Over the course of the next several hours, Scarlett was introduced to so many men that her head fair spun. She was unable to keep names and faces straight in her mind, though Rhett seemed to fair quite well indeed. The details of his business were of no interest to her, and when discussion turned in this direction, as it often did, she busied herself with looking around the room, comparing the gowns and adornments of the other women to her own and finding herself, usually, superior.
Her champagne glass was never empty, as the waiters filled it every time they passed around, delicious and exotic canapés were always soon to follow and the result was that, by the end of the night, Scarlett was both stuffed full, exhausted, and a little tipsy.
"There is a reason Mammy always said to only ever drink one glass of champagne a night," Scarlett giggled, as Rhett carried her to bed upon their return to their rooms.
"I am glad you chose not to listen," Rhett smiled as he pulled her slippers from her feet. "If you had, I would have missed this amusing spectacle you're presenting to me."
"I wouldn't have done this before I met you Rhett Butler," Scarlett told him sleepily. "You are a bad influence on me."
"I warned you as much the first day we met Scarlett," Rhett laughed. "Contrary child that you are, you refused to listen."

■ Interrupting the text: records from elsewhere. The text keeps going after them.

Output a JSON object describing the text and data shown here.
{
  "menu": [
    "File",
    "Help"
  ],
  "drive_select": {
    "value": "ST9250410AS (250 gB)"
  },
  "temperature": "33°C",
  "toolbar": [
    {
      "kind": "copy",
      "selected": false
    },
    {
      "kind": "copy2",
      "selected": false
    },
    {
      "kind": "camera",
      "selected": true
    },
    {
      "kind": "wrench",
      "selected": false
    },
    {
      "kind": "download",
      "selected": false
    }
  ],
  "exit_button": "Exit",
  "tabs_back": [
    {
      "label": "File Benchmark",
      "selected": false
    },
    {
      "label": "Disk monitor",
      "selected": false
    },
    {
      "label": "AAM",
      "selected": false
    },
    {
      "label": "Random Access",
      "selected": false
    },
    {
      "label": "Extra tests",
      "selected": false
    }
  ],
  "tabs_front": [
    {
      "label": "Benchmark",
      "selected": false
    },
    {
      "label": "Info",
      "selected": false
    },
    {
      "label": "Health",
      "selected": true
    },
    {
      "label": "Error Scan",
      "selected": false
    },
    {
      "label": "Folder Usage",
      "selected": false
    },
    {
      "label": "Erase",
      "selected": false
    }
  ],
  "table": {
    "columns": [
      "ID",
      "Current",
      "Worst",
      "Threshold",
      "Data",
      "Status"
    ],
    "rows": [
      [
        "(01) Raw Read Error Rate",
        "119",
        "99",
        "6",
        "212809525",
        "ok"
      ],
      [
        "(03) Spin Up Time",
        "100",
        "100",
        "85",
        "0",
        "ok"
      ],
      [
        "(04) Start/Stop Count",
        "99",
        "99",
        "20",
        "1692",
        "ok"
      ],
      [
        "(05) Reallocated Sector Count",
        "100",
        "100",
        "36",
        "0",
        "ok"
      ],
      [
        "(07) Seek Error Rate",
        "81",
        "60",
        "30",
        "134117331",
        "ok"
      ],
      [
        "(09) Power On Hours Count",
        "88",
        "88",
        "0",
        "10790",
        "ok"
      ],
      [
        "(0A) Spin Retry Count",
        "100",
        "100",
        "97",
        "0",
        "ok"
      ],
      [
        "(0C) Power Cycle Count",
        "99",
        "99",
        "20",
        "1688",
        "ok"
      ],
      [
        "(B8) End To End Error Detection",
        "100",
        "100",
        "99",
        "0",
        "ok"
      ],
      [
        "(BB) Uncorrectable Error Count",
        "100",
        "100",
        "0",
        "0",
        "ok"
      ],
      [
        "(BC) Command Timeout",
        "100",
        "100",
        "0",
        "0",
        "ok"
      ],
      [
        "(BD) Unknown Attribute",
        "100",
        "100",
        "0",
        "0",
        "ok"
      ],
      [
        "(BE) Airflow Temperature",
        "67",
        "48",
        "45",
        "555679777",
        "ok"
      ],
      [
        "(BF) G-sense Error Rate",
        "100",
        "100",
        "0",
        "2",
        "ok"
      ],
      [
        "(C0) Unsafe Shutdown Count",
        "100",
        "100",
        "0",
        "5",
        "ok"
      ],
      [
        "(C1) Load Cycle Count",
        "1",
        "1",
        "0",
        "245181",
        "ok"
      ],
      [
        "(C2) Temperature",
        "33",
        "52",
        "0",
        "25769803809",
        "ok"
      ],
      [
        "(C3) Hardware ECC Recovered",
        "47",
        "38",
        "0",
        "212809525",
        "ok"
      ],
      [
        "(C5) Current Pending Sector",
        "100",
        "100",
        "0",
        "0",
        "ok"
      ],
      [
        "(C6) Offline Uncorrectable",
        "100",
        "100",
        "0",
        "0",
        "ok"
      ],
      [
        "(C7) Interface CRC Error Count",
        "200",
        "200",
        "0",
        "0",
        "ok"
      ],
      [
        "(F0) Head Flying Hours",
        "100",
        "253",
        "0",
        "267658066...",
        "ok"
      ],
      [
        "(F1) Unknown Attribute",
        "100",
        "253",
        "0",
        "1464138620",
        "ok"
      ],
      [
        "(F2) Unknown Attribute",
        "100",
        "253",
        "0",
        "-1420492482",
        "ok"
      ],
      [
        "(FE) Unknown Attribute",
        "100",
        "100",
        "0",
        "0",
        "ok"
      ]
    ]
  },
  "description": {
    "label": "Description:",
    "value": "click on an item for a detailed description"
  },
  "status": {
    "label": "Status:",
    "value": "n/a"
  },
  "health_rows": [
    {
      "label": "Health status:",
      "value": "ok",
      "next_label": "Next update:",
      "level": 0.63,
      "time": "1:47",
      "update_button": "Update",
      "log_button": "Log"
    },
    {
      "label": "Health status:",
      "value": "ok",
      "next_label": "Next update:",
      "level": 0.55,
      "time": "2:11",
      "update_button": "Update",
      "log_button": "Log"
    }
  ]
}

"I never would have drunk so much champagne before we were married," Scarlett continued, as if she had not heard Rhett's teasing. "And I wouldn't have worn such a low cut dress either." She plucked unthinkingly on the bodice of her rich blue evening gown.
"Has marriage changed you so much then my dear?"
"Of course," she responded, her words slurring as sleep claimed her. "Scarlett O'Hara never would have done any of these things, Scarlett Butler may do as she pleases."
"She certainly may," Rhett pressed a lingering kiss against her forehead. "Goodnight Scarlett."
He was met with no response, for Scarlett was already asleep.